Newport’s Natasha Cockram – who represented Wales at this year’s Commonwealth Games – was the first Briton home in the women’s race finishing in 1:13:11. She had planned to compete at the London Marathon but a bout of Covid scuppered her plans:
“There was no way I was going to be marathon ready so soon after Covid. Obviously today was a lot slower than back in March but I’m happy to come out here and win the domestic part of the race. There were some fast girls up at the front but happy with that at the end of a 100-mile week.
“I love returning here – it’s home and the crowds are amazing. It was all a bit of rush, I only decided on Friday to come but I am so glad I came.”
Carmarthen’s Dewi Griffiths was first British man home in a finish time of 1:04:15.

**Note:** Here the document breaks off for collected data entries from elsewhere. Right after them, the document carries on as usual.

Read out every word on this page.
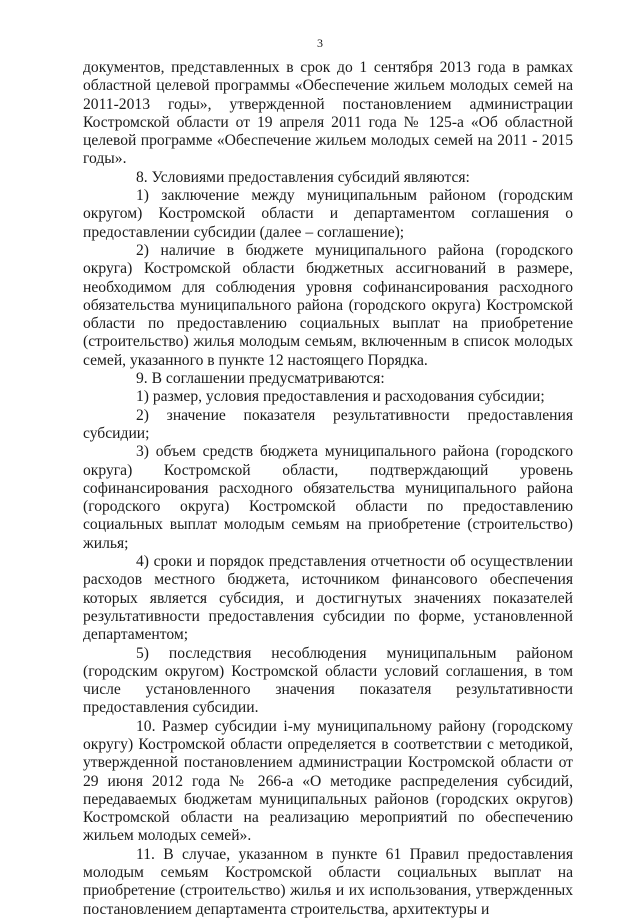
3

документов, представленных в срок до 1 сентября 2013 года в рамках областной целевой программы «Обеспечение жильем молодых семей на 2011-2013 годы», утвержденной постановлением администрации Костромской области от 19 апреля 2011 года № 125-а «Об областной целевой программе «Обеспечение жильем молодых семей на 2011 - 2015 годы».

8. Условиями предоставления субсидий являются:

1) заключение между муниципальным районом (городским округом) Костромской области и департаментом соглашения о предоставлении субсидии (далее – соглашение);

2) наличие в бюджете муниципального района (городского округа) Костромской области бюджетных ассигнований в размере, необходимом для соблюдения уровня софинансирования расходного обязательства муниципального района (городского округа) Костромской области по предоставлению социальных выплат на приобретение (строительство) жилья молодым семьям, включенным в список молодых семей, указанного в пункте 12 настоящего Порядка.

9. В соглашении предусматриваются:

1) размер, условия предоставления и расходования субсидии;

2) значение показателя результативности предоставления субсидии;

3) объем средств бюджета муниципального района (городского округа) Костромской области, подтверждающий уровень софинансирования расходного обязательства муниципального района (городского округа) Костромской области по предоставлению социальных выплат молодым семьям на приобретение (строительство) жилья;

4) сроки и порядок представления отчетности об осуществлении расходов местного бюджета, источником финансового обеспечения которых является субсидия, и достигнутых значениях показателей результативности предоставления субсидии по форме, установленной департаментом;

5) последствия несоблюдения муниципальным районом (городским округом) Костромской области условий соглашения, в том числе установленного значения показателя результативности предоставления субсидии.

10. Размер субсидии i-му муниципальному району (городскому округу) Костромской области определяется в соответствии с методикой, утвержденной постановлением администрации Костромской области от 29 июня 2012 года № 266-а «О методике распределения субсидий, передаваемых бюджетам муниципальных районов (городских округов) Костромской области на реализацию мероприятий по обеспечению жильем молодых семей».

11. В случае, указанном в пункте 61 Правил предоставления молодым семьям Костромской области социальных выплат на приобретение (строительство) жилья и их использования, утвержденных постановлением департамента строительства, архитектуры и
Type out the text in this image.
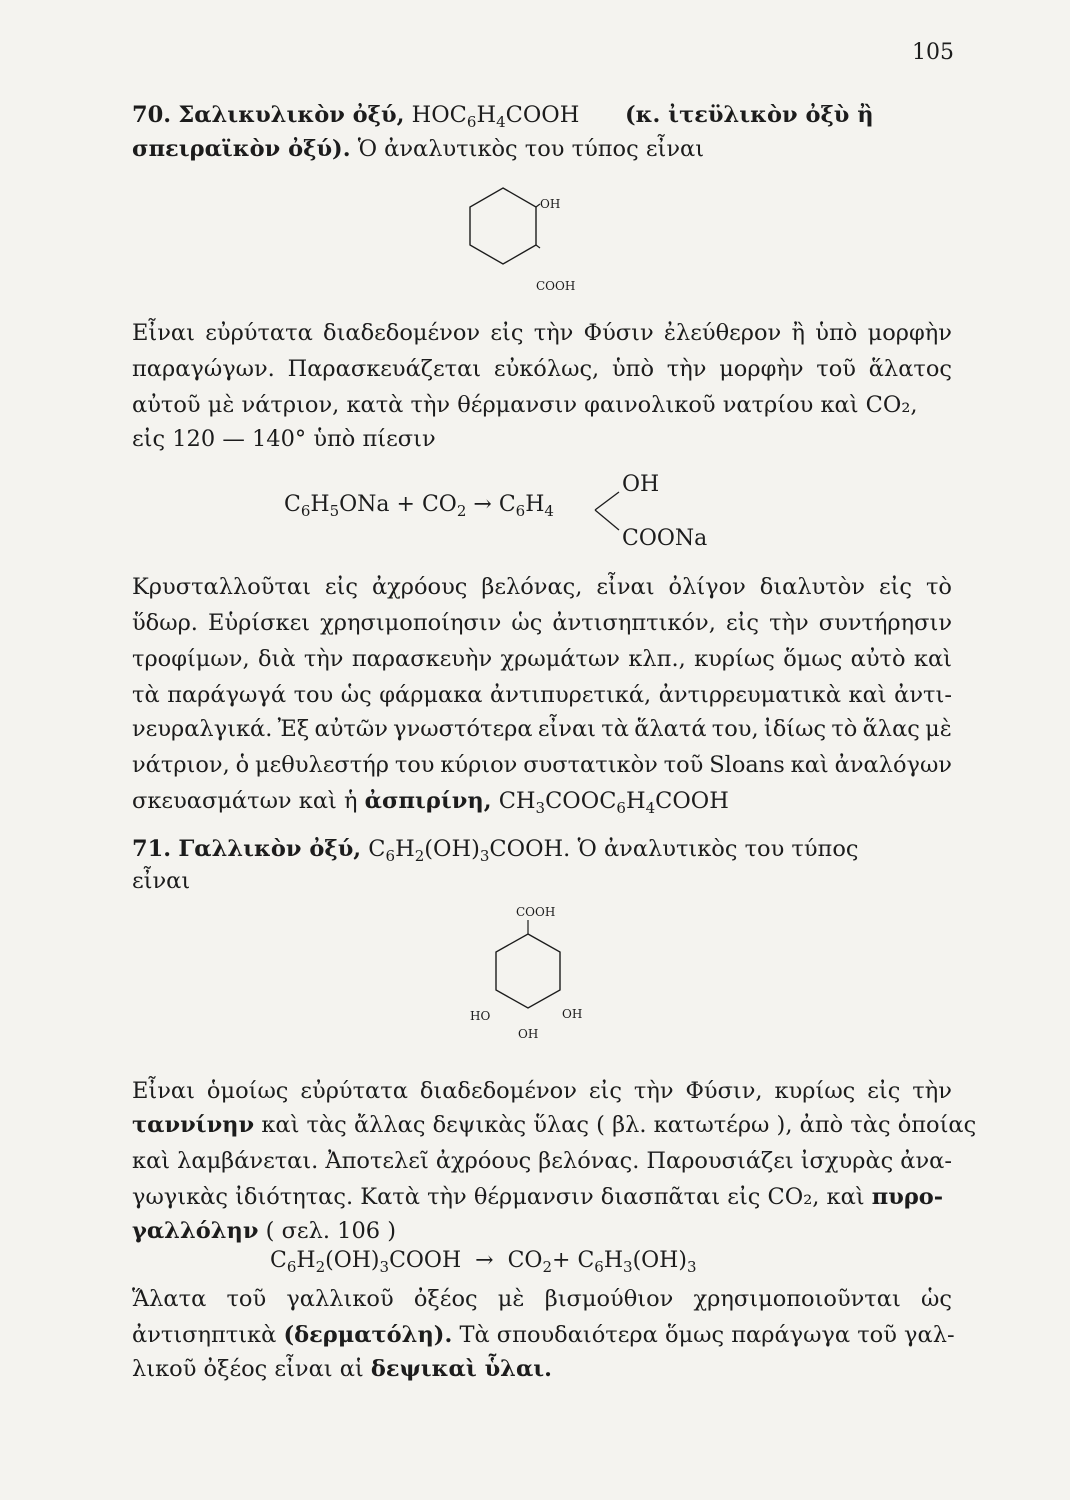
105
70. Σαλικυλικὸν ὀξύ, $HOC_6H_4COOH$	(κ. ἰτεϋλικὸν ὀξὺ ἢ
σπειραϊκὸν ὀξύ). Ὁ ἀναλυτικὸς του τύπος εἶναι
OH
COOH
Εἶναι εὐρύτατα διαδεδομένον εἰς τὴν Φύσιν ἐλεύθερον ἢ ὑπὸ μορφὴν
παραγώγων. Παρασκευάζεται εὐκόλως, ὑπὸ τὴν μορφὴν τοῦ ἅλατος
αὐτοῦ μὲ νάτριον, κατὰ τὴν θέρμανσιν φαινολικοῦ νατρίου καὶ CO₂,
εἰς 120 — 140° ὑπὸ πίεσιν
$C_6H_5ONa + CO_2 \to C_6H_4$
OH
COONa
Κρυσταλλοῦται εἰς ἀχρόους βελόνας, εἶναι ὀλίγον διαλυτὸν εἰς τὸ
ὕδωρ. Εὑρίσκει χρησιμοποίησιν ὡς ἀντισηπτικόν, εἰς τὴν συντήρησιν
τροφίμων, διὰ τὴν παρασκευὴν χρωμάτων κλπ., κυρίως ὅμως αὐτὸ καὶ
τὰ παράγωγά του ὡς φάρμακα ἀντιπυρετικά, ἀντιρρευματικὰ καὶ ἀντι-
νευραλγικά. Ἐξ αὐτῶν γνωστότερα εἶναι τὰ ἅλατά του, ἰδίως τὸ ἅλας μὲ
νάτριον, ὁ μεθυλεστήρ του κύριον συστατικὸν τοῦ Sloans καὶ ἀναλόγων
σκευασμάτων καὶ ἡ ἀσπιρίνη, $CH_3COOC_6H_4COOH$
71. Γαλλικὸν ὀξύ, $C_6H_2(OH)_3COOH$. Ὁ ἀναλυτικὸς του τύπος
εἶναι
COOH
HO	OH
OH
Εἶναι ὁμοίως εὐρύτατα διαδεδομένον εἰς τὴν Φύσιν, κυρίως εἰς τὴν
ταννίνην καὶ τὰς ἄλλας δεψικὰς ὕλας ( βλ. κατωτέρω ), ἀπὸ τὰς ὁποίας
καὶ λαμβάνεται. Ἀποτελεῖ ἀχρόους βελόνας. Παρουσιάζει ἰσχυρὰς ἀνα-
γωγικὰς ἰδιότητας. Κατὰ τὴν θέρμανσιν διασπᾶται εἰς CO₂, καὶ πυρο-
γαλλόλην ( σελ. 106 )
$C_6H_2(OH)_3COOH \to CO_2+ C_6H_3(OH)_3$
Ἅλατα τοῦ γαλλικοῦ ὀξέος μὲ βισμούθιον χρησιμοποιοῦνται ὡς
ἀντισηπτικὰ (δερματόλη). Τὰ σπουδαιότερα ὅμως παράγωγα τοῦ γαλ-
λικοῦ ὀξέος εἶναι αἱ δεψικαὶ ὗλαι.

“After the first 400m, I realised, “this is why I love this race”. You get so much support as a Welshman all the way around and the crowds really kept me going when it got tough.”
In the elite wheelchair race, Mel Nicholls of Worcester, who competed on the track at the London 2012 and Rio 2016 Paralympic Games, powered home in 1:00:19:
“I love coming back to Cardiff. It’s the friendliest event I go to. I love coming back to Wales. I was ready for the wind and the rain all week but the weather’s been amazing.”